Le lendemain nous louâmes ensemble un taxi et nous nous rendîmes à ‘Timland’, une sorte de parc d’attractions destiné à transmettre en un jour la culture thaïlandaise au visiteur. Là, des milliers de touristes étaient dirigés vers les différentes animations, dont la plus intéressante pour moi fut de voir les éléphants à l’œuvre, tirant et faisant rouler les troncs d’arbres par terre avec leurs défenses. Les danses populaires également, les costumes des danseurs, les instruments de musique, tout cela était digne d’intérêt, sauf que c’était sorti du contexte de la vie quotidienne et fait pour ceux qui veulent en finir de la Thaïlande en trois jours, comme ce fut finalement le cas pour moi. Au terme d’une troisième nuit interrompue sans discontinuité par le hurlement des moteurs, je me rendis à la gare. La vie ici était en général trop chère. Je dépensais plus de 20 dollars par jour. Seulement les transports étaient moins chers, surtout le train. Malgré l’attentat à la bombe, c’était aussi le moyen le plus sûr! A l’endroit concerné il y avait encore les wagons endommagés couchés à côté des voies et le train traversait lentement, étant donné que les rails n’étaient pas encore complètement réparés. Aussi les trains ne respectaient plus les horaires pour limiter le risque d’attentat. En continuant ainsi vers le sud, je rencontrai, dans le même wagon, deux Allemands qui étaient arrivés il y a quelques jours à Bangkok avec un vol bon marché et voulaient se rendre en Malaisie, parce qu’on leur avait laissé entendre que la vie là-bas était plus que deux fois moins chère qu’en Thaïlande, ce que je pus leur confirmer. Je leur parlai en outre beaucoup de Penang, suite à quoi ils décidèrent d’y rester un certain temps.
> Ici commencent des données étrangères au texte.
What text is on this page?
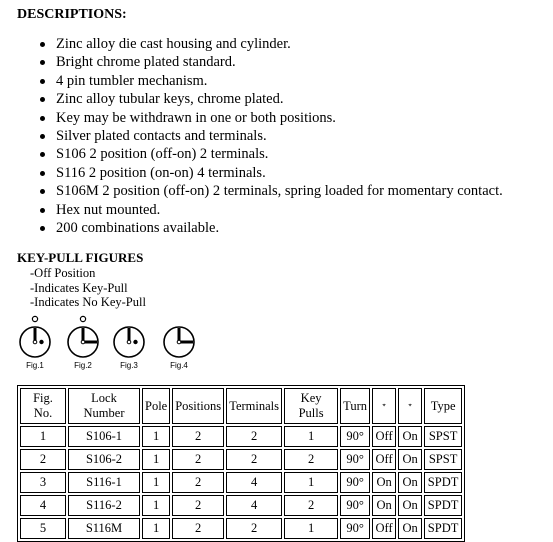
DESCRIPTIONS:
Zinc alloy die cast housing and cylinder.
Bright chrome plated standard.
4 pin tumbler mechanism.
Zinc alloy tubular keys, chrome plated.
Key may be withdrawn in one or both positions.
Silver plated contacts and terminals.
S106 2 position (off-on) 2 terminals.
S116 2 position (on-on) 4 terminals.
S106M 2 position (off-on) 2 terminals, spring loaded for momentary contact.
Hex nut mounted.
200 combinations available.
KEY-PULL FIGURES
-Off Position
-Indicates Key-Pull
-Indicates No Key-Pull
Fig.1	Fig.2	Fig.3	Fig.4
Fig. No.	Lock Number	Pole	Positions	Terminals	Key Pulls	Turn	⌖	⌖	Type
1	S106-1	1	2	2	1	90°	Off	On	SPST
2	S106-2	1	2	2	2	90°	Off	On	SPST
3	S116-1	1	2	4	1	90°	On	On	SPDT
4	S116-2	1	2	4	2	90°	On	On	SPDT
5	S116M	1	2	2	1	90°	Off	On	SPDT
Au moment de quitter le bac qui nous avait amené de la terre ferme jusque sur l’île, un conducteur de rickshaw se mit littéralement à nos trousses, et à chaque mètre que nous faisions, il baissa le prix. « Nous voulons tester la résistance de ce genre de véhicules ! », dirent mes compagnons, et ainsi à trois avec les bagages sur les genoux nous nous faufilâmes sur le siège, ce qui souleva dans les airs le module à propulsion accroché derrière avec son propriétaire ! Ce dernier surpassait déjà du double par son poids ses collègues indiens. Notre gondole se renversa par devant jusqu’ au marchepied, ce qui nous fit partir tous dans un grand éclat de rire, y compris le conducteur. Nous descendîmes tous alors car nous voulions continuer à pied, mais il insista pour continuer la course, estimant que son honneur était en jeu ! Il souleva nos sacs à dos, prit le plus lourd sur son dos, suspendit les deux autres à l’extérieur sur le côté au ‘guidon’, ce qui conférait à l’engin un volume énorme. Nous étions néanmoins en équilibre, il mit le pied sur les pédales, mais la course s’acheva au bout de 200 mètres. Un convoi funéraire d’au moins un kilomètre de long s’étirait dans la rue principale en direction du cimetière et paralysait toute la circulation.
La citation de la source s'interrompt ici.